I find the letters that come before firstletter = 'Q', which is stored in predecessors. The set prevents double counting for input with repeated letters.

Then, we assume that each letter in predecessors acts as a prefix. If I omit that prefix from the string and find the sum of permutations of the remaining letters, we find the number of permutations that must appear before the initial input's first letter. Recurse, then sum the results, and you end up with the start position.

Answer 3

Your bottleneck resides in the fact that the number of permutations of a list of N items is N! (N factorial). This number grows very fast as the input increases.

The first optimisation you can do is that you do not have to store all the permutations. Here is a recursive solution that produces all the permutations already sorted. The "trick" is to sort the letters of the word before generating the permutations.

def permutations_sorted( list_chars ):
  if len(list_chars) == 1:  # only one permutation for a 1-character string     
    yield list_chars
  elif len(list_chars) > 1:
    list_chars.sort()
    for i in range(len(list_chars)):
      # use each character as first position (i=index)                          
      head_char = None
      tail_list = []
      for j,c in enumerate(list_chars):
        if i==j:
          head_char = c
        else:
          tail_list.append(c)
      # recursive call, find all permutations of remaining                      
      for tail_perm in permutations_sorted(tail_list):
        yield [ head_char ] + tail_perm

def puzzle( s ):
  print "puzzle %s" % s
  results = []
  for i,p_list in enumerate(permutations_sorted(list(s))):
    p_str = "".join(p_list)
    if p_str == s:
      results.append( i+1 )
  print "string %s was seen at position%s %s" % (
    s,
    "s" if len(results) > 1 else "",
    ",".join(["%d" % i for i in results])
  )
  print ""


if __name__ == '__main__':
  puzzle("ABC")       

Still, that program takes a long time to run when the input is large. On my computer (2.5 GHz Intel core i5)

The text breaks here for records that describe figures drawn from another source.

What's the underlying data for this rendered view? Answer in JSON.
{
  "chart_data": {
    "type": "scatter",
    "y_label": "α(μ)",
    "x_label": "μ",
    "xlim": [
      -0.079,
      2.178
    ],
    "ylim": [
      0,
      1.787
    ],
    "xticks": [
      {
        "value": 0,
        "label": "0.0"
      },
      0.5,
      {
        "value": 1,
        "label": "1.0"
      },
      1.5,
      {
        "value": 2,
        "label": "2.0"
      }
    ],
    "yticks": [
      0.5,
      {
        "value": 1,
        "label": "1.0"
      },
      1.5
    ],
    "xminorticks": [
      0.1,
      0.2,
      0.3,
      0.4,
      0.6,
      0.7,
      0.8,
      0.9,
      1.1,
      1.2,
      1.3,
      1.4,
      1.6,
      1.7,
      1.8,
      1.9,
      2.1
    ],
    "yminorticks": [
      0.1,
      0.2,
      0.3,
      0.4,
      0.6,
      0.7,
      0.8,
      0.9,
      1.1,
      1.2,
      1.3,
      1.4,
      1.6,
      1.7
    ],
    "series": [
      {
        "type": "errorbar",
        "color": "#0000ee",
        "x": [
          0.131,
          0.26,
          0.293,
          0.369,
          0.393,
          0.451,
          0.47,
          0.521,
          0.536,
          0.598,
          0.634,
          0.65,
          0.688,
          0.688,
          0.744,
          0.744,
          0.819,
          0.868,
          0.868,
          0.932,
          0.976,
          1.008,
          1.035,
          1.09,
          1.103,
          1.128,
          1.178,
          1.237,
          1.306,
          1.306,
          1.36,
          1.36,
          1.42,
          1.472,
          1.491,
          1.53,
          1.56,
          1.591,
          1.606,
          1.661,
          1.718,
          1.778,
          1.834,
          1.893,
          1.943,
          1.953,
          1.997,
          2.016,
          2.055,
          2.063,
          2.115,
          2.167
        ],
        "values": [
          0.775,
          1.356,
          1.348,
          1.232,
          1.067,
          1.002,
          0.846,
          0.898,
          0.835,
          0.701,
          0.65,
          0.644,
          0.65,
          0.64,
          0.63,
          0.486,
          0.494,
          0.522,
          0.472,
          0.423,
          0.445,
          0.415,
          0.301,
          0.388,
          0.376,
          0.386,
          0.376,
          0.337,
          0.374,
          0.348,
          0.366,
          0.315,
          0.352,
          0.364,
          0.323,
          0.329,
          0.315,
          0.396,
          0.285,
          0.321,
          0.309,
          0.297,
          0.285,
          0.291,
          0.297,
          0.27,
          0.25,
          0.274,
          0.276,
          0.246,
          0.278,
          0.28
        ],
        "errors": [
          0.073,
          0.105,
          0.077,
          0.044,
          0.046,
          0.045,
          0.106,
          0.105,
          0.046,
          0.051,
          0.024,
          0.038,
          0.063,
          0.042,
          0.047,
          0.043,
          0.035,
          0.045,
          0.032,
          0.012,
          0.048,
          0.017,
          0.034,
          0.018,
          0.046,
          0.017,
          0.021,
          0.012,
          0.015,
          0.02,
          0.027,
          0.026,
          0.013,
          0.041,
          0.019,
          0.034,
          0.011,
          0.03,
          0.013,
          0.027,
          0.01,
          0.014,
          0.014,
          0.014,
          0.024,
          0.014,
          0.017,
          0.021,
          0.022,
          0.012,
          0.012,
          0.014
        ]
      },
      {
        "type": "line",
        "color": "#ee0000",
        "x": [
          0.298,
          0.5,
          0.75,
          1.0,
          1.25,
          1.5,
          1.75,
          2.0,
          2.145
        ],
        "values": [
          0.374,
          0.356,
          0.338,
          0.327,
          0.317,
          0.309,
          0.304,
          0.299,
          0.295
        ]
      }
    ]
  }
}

• Input = "ABC" (3 characters): 0.03 seconds
• Input = "QUESTION" (8 characters): 0.329 seconds
• Input = "QUESTIONS" (9 characters): 2.848 seconds
• Input = "BOOKKEEPER" (10 characters): 30.47 seconds

The only way to "beat the clock" is to figure a way to compute the position of the string without generating all the permutations.

See the comment by Evert above.

N.B. When the input contains letters that are repeated, the initial string is seen at more than one place. I assume you have to report only the first occurence.